-You mentioned an interest in children’s books and sci-fi stories. What particular fantasy characters and tales have inspired your work?
There’s a beautiful economy of structure and wealth of symbolism in children’s stories and old myths that I find completely appealing. And while I love the range of possibility that science fiction and fantasy stories have to offer, I am especially compelled by the way their boundarylessness is always tethered by a camouflaged truth—I try to evoke that tension in my characters.
Three great female characters that I admired growing up were cartoon “Princess of Power”, She-Ra, the neutrally-aligned witch character of Sondheim’s “Into the Woods” played by Bernadette Peters, and Sarah from Jim Henson’s “The Labyrinth”. I also adore Jim Henson’s proclivity for making friendly monsters, and other unconventional creatures that are never quite what they seem to be. Though I read and was read to a lot as a kid, many of my favorite stories are actually movies, and I think I’m especially drawn to the coming-of-age tale and the emphasis on duality and transition. The characters in these stories have an inherent liminal quality to them that feels kind of mystical to me. Most of my female characters are young women who are inhabiting two, or multiple, realms of possibility at once.
-Can you talk a little about the special bundles your monsters carry?

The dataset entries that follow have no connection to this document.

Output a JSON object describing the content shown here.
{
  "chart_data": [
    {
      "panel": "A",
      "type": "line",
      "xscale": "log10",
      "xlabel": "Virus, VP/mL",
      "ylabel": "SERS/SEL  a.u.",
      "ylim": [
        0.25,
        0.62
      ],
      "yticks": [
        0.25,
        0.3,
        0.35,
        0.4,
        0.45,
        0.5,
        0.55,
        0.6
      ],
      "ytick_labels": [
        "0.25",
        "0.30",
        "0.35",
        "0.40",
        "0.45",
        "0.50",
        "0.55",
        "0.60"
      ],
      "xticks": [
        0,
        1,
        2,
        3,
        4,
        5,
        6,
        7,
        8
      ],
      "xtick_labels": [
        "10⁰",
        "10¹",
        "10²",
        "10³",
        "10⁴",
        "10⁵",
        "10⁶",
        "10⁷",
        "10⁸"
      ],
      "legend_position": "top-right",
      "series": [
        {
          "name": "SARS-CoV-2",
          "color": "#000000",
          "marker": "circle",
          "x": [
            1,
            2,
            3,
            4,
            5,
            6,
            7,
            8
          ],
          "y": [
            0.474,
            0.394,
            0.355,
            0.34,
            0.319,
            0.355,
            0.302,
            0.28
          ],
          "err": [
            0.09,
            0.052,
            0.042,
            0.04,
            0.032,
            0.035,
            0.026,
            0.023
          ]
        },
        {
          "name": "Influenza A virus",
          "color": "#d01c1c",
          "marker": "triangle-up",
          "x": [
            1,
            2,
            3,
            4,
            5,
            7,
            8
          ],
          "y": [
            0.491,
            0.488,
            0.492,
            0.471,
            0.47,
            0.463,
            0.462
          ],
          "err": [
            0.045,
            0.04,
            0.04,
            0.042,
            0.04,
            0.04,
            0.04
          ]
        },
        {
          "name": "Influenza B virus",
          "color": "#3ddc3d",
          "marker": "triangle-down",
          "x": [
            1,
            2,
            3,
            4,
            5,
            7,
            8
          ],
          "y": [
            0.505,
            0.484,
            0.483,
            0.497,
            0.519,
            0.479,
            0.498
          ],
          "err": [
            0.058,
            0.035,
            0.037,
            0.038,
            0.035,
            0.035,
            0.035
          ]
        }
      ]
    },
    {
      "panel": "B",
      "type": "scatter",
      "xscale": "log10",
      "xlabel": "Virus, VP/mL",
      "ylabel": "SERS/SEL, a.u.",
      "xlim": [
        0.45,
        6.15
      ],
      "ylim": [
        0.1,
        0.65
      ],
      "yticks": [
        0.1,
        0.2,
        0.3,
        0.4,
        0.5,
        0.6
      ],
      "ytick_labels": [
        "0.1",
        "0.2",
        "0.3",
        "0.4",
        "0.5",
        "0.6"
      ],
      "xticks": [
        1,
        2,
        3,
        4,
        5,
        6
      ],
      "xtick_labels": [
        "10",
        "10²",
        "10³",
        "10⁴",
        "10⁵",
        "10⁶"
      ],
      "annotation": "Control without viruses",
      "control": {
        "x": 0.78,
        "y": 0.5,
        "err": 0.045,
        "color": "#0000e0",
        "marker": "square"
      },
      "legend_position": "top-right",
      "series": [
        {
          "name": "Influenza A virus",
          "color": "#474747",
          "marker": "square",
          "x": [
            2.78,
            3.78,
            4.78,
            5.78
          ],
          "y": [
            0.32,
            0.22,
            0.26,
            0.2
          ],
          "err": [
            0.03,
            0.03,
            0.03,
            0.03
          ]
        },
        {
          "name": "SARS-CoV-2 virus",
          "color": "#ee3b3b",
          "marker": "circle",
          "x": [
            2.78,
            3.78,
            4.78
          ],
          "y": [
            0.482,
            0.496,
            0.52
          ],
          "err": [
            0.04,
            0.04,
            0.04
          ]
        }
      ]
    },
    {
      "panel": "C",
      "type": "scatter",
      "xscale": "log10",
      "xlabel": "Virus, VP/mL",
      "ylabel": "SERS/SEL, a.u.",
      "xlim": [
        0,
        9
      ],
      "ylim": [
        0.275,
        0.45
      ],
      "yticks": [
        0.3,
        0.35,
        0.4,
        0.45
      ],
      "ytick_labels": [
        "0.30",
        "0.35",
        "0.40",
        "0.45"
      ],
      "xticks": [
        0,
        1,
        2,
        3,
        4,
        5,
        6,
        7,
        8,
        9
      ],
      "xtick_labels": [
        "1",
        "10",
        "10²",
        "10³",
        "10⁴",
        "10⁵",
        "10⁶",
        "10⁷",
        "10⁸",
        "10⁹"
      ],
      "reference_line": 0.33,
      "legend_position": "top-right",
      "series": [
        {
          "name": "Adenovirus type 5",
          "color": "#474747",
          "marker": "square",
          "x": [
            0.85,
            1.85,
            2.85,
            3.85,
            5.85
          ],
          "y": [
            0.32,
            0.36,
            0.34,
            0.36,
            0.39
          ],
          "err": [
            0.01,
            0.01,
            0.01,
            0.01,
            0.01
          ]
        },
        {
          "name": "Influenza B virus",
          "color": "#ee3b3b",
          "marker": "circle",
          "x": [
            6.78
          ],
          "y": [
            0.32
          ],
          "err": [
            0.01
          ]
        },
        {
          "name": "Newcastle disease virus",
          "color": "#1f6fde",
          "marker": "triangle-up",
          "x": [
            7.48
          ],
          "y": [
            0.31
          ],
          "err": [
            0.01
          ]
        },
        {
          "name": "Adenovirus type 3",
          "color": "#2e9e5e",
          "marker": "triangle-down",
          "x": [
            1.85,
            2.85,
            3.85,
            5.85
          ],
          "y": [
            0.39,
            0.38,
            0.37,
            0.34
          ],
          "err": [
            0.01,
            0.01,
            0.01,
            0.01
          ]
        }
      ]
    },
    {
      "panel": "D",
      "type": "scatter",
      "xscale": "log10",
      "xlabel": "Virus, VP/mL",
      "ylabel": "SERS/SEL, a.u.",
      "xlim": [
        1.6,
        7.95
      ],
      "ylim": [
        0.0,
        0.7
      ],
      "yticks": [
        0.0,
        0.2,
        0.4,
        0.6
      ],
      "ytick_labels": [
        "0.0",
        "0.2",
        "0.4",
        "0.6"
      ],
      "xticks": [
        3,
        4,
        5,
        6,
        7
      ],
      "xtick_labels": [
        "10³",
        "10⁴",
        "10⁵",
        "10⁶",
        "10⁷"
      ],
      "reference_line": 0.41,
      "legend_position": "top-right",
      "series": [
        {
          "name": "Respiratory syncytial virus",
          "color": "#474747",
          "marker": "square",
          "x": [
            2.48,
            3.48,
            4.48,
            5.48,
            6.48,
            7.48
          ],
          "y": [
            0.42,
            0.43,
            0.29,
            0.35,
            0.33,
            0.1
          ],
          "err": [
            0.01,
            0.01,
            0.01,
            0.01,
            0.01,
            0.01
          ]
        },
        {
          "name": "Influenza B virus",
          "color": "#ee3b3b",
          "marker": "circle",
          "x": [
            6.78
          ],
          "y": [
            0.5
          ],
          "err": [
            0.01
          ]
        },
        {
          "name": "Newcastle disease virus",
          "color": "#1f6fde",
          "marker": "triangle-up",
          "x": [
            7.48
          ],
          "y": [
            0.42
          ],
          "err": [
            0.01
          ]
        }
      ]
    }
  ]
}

I started giving the monsters their bundles after reading the Popol Vuh, a Quiche Maya origin text that mentions sacred bundles in several of its stories. There was this vague implied association between the bundle and the (Jungian) Self that really interested me, but also, I responded to the gesture of carefully wrapping and protecting your most sacred and treasured objects, thereby fortifying their power. The beautiful thing about painting these bundles is that the viewer gets to breathe a whole complex narrative into the monsters by imaging their very own sacred objects and ideas inside of the bundles, reinforcing the power of their own personal myth.
-What can you tell us about the diverse, emotional expressions of your “Grumpy Butterfly” series?
The “Grumpy Butterflies” are the ridiculous result of doodling my feelings out. I seem to deal better with sadness and rage through a veil of humor, and I love that the butterflies can be totally unrestrained even when I can’t be.
-“Pretty Girl” is such a compelling, vibrant piece. Are you commenting on the social behaviors of human flirtation?
This one began as a simple character study, but became a strong statement about the sexualization of girls and the infuriating and destructive messages dominant culture sends to young women about their bodies. That is, the emphasis on physical beauty, and the narrow definition of those terms, and the idea that as a woman you are obligated to be “pretty” for other people, and that the sum of your worth is embedded in your ability to preen yourself to ridiculous and harmful standards. It makes me beyond grumpy!
-What’s next for your adventurous, quirky women?
I would love to see them in the pages of books for young people to digest. Even better, to eventually transition to the world of motion pictures—that would be the biggest dream come true of all. For the moment, I will continue to paint them, venture further into the realm of 3 dimensions, and do my best to assure they continue to tell important stories.